Why does St. John the Baptist matter around the world?
As the man who baptized Jesus—the forerunner and prophet who prepared the way for Jesus—St. John the Baptist is revered to this day in Christianity, Islam (where he is a great Prophet better known as Yaḥya ibn Zakariya, “John son of Zechariah”), Sufism, the Baha’i faith and Mandaeism (a tiny Gnostic sect largely displaced by war in Iraq). John’s works are written about in both the New Testament and the Quran, as well as mentioned by a noted Jewish historian. (Learn more about the Catholic point of view at Catholic.org.)

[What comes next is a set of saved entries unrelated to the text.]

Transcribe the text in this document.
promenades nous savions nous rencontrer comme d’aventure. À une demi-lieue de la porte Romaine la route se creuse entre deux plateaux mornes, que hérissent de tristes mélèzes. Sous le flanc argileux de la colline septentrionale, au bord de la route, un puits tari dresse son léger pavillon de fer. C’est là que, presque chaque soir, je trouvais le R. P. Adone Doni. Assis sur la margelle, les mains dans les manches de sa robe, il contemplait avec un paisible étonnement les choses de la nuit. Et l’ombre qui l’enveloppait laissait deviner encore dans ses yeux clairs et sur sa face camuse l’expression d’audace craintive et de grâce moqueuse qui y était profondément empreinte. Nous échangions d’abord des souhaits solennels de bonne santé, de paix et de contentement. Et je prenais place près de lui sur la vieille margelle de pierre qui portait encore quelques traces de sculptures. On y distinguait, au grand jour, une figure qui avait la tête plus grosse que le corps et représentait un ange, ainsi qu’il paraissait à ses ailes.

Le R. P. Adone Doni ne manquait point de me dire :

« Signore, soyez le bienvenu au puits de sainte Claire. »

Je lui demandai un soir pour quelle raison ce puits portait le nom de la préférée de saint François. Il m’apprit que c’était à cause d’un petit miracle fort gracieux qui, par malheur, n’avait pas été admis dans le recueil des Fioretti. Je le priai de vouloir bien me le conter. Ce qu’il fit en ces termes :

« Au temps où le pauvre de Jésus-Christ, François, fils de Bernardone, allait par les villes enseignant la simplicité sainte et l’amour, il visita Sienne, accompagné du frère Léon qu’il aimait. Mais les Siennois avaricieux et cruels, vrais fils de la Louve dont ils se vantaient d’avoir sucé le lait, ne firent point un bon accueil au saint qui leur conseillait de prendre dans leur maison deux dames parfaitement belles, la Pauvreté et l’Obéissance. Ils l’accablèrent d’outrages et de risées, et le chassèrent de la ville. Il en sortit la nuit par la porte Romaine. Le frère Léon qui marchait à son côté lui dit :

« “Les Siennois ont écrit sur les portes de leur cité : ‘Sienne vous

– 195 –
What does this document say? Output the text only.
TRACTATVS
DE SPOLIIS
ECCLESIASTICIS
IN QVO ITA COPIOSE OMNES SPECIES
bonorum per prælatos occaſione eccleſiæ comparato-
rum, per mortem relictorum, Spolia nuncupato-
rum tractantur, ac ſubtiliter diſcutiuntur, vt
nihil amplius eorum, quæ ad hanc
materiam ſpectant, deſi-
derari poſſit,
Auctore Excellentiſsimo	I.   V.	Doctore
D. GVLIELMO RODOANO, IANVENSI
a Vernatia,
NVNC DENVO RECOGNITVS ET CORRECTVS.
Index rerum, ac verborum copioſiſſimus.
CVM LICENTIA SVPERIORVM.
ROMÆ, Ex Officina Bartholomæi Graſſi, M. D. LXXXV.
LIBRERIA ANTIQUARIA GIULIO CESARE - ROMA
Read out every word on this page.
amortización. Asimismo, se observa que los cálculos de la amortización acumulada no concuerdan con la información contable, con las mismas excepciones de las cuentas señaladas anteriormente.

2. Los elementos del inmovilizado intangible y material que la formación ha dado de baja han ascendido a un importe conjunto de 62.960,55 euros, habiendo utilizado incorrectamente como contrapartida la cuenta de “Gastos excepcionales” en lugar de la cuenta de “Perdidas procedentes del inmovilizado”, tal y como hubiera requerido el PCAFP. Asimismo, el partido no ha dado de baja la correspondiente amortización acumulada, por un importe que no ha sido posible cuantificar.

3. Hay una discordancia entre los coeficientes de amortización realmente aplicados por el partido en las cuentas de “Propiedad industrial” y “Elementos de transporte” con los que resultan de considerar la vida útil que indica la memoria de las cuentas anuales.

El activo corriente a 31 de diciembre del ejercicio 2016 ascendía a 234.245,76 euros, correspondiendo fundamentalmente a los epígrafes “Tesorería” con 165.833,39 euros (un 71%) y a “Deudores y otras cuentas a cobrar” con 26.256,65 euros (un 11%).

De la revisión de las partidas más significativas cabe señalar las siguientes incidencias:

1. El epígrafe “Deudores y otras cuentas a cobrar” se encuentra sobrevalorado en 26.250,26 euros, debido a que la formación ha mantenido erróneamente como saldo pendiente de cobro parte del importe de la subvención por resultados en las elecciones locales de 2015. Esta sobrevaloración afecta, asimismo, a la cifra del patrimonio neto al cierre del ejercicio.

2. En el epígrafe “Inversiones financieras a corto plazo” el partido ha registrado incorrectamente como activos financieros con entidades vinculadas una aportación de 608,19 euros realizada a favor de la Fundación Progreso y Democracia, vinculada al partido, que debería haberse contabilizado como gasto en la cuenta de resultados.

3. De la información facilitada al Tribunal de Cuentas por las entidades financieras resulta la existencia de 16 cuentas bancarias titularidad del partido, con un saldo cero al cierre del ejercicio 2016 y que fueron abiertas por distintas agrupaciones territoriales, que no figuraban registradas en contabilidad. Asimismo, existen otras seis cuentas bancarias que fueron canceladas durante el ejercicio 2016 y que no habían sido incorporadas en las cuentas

John’s association with Jesus came long before his birth. Christian tradition holds that John was Jesus’ cousin. John’s father was a priest at the Temple in Jerusalem, and it was John’s father—Zachariah—who beheld the news that his elderly wife would bear a son. The news was so miraculous that Zachariah was unable to speak during his wife’s pregnancy. At just six months older than Jesus, John the Baptist spent much of his young adult life as a hermit in the desert of Judea. (Wikipedia has details.) At 30, John began preaching on the shores of the Jordan River about the necessity of repentance and baptism. When Jesus came to be baptized, John recognized the messianic figure. For Muslims, the Quran revises and expands on John’s story, pointing out that the Prophet Muhammad met him on his famous Mi’raj, which Muslims just recalled in their calendar of holidays.
Even in the early centuries of Christianity, John the Baptist held special honor. In Constantinople alone, 15 churches were dedicated to this saint! Today, local bonfires mirror pre-Christian traditions marked near St. John’s Nativity, during Solstice celebrations. Today, Christian faithful now mark the day with outdoor feasts, games and dancing. In Slavic countries, St. John the Baptist’s Nativity is similar to the American Halloween, and children go door-to-door asking for treats; in Germany, specific “St. John’s herbs” are brought to church for a blessing.
From the wild man to a prophet granted the Purity of Life
In Christian tradition, St. John the Baptist remains largely a wild man with a wild story. Preachers like to describe John’s extreme ascetic practices. Countless artists and filmmakers (from Caravaggio, Oscar Wilde and Richard Strauss to Rita Hayworth) have envisioned the dramatic story of his beheading as a result of the scheming Salome. But the Islamic tradition casts John in humbler and more graceful light.
In Sura 19, the Quran says that John was granted Purity of Life “and piety (for all creatures) as from Us, and purity: He was devout, and kind to his parents, and he was not overbearing or rebellious. So Peace on him the day he was born, the day that he dies, and the day that he will be raised up to life (again)!”